Studies have shown that long-term, high-intensity exercise increases susceptibility to infection. It has also been shown that moderate exercise strengthens our immunity. It's good practice to start exercising at lower intensities and durations and work your way up slowly. For example, walking is the most natural and practical form of exercise and is beneficial for many organ systems. Starting an intense exercise program suddenly can lead to decreased immune function. As healthy individuals in the COVID-19 epidemic, Social distancing exercises should be done to stay physically active. Some perspectives may need to be developed to exercise social distancing.
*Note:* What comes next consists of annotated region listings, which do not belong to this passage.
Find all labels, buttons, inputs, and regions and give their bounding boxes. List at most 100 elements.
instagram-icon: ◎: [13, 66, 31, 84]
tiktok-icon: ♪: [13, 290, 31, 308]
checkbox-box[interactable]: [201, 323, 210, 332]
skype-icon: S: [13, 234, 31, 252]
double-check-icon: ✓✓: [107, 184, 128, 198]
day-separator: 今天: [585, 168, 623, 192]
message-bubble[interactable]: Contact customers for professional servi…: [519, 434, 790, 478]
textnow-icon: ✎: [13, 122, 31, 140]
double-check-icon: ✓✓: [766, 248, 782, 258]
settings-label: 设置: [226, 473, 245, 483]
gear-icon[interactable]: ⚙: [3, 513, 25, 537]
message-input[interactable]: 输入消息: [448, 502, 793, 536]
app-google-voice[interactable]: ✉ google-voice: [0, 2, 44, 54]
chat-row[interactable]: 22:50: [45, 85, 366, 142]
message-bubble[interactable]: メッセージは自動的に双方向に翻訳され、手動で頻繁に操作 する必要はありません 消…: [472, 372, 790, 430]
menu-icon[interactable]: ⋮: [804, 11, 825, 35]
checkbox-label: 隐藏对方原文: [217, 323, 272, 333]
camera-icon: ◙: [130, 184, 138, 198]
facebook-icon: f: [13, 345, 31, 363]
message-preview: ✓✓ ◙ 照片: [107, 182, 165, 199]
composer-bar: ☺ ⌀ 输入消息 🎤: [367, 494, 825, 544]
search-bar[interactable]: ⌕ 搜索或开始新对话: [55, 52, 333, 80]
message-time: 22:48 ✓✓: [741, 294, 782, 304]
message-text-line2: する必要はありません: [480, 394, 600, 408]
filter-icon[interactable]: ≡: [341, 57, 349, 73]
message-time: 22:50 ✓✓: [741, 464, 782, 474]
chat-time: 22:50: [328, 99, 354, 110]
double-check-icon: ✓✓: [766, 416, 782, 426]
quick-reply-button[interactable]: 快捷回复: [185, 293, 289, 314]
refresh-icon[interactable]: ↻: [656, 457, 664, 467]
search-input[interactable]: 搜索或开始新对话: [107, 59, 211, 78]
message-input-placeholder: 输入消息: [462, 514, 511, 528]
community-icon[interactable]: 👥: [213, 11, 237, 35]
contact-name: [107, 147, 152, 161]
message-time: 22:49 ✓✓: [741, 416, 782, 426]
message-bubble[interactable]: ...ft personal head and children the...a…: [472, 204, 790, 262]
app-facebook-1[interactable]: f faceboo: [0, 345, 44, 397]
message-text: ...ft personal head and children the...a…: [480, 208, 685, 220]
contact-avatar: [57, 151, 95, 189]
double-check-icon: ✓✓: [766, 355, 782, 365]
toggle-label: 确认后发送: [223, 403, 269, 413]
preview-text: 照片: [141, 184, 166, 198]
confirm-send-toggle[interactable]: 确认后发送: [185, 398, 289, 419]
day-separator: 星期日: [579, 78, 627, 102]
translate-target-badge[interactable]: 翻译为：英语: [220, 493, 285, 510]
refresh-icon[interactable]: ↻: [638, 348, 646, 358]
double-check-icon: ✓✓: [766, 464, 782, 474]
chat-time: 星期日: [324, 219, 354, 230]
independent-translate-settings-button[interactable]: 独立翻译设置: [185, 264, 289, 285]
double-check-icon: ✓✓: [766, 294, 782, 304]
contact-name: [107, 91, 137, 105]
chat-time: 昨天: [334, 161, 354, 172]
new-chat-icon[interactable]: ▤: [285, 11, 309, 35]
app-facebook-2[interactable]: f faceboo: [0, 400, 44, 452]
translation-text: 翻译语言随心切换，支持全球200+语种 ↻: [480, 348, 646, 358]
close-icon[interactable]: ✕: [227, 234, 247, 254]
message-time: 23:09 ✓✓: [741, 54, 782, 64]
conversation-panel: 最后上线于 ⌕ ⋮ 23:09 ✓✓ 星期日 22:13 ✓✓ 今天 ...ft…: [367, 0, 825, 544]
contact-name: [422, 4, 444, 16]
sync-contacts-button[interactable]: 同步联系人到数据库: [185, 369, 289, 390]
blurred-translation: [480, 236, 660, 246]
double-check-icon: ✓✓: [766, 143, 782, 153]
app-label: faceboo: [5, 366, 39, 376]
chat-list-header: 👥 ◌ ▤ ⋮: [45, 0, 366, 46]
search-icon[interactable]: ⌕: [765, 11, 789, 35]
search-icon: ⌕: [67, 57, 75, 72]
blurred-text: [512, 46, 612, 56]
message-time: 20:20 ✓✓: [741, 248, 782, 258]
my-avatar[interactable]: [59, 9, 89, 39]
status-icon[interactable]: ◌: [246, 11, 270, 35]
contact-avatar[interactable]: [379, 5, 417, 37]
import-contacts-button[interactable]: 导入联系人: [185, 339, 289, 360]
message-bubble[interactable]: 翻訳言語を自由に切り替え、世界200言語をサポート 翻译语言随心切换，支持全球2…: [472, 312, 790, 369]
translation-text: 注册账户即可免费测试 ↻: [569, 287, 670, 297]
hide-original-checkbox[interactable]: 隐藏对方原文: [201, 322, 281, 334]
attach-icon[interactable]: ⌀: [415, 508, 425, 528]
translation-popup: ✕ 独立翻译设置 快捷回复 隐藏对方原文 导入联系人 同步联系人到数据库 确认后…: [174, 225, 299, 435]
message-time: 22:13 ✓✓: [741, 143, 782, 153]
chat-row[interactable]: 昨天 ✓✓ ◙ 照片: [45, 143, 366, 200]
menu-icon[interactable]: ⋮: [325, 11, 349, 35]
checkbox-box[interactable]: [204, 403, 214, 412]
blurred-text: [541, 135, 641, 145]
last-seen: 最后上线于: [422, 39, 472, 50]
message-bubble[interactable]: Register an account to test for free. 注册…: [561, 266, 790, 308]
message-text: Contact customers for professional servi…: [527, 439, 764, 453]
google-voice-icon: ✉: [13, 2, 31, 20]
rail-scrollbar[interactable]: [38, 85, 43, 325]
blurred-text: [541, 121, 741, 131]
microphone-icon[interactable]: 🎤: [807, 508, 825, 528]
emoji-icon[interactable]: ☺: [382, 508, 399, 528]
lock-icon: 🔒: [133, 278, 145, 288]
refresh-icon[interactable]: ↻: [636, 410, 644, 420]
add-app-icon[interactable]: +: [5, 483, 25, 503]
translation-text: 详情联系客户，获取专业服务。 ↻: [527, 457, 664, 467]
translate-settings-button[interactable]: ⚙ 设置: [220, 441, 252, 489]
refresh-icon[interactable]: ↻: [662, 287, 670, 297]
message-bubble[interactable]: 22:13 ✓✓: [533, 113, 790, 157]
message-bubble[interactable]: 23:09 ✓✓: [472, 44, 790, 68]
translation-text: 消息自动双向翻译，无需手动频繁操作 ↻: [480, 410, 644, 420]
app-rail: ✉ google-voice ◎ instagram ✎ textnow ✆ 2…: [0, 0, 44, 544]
Becoming physically active and reducing sedentary behavior can easily be achieved by avoiding prolonged sitting, taking short breaks of movement or activity, using online exercise classes, and using mobile technologies such as phone apps to encourage movement. Examples of home exercises that do not require large spaces or equipment while being easily performed at any time of the day include walking, climbing stairs, lifting and carrying food, push-ups, sit-ups, rope skipping, yoga, and pilates. For example, walking seems to be a suitable exercise for which suitable conditions can be provided. The metabolic rate of skeletal muscle can be increased 100 times with activation or movement compared to resting conditions at home. Experts in this field define 10,000 steps per day as a high level of activation and 1500 steps per day as a low level of activation.

In addition, exercise has a healing effect on psychological disorders and problems such as depression, anxiety disorder, acute stress disorder, exhaustion, relationship problems, irritability, insomnia, poor concentration, and fear caused by social isolation. You should be active while following the precautions, and you should not be inactive during this process. Maintain a normal working and resting rhythm, eat healthy food, exercise regularly, and never neglect family and friends, even if it is through virtual contact (following social distance). It should not be forgotten that "physical movement" (exercise, sports, dance) and "spiritual movement" (communicating with others, such as family and the social environment) are also important.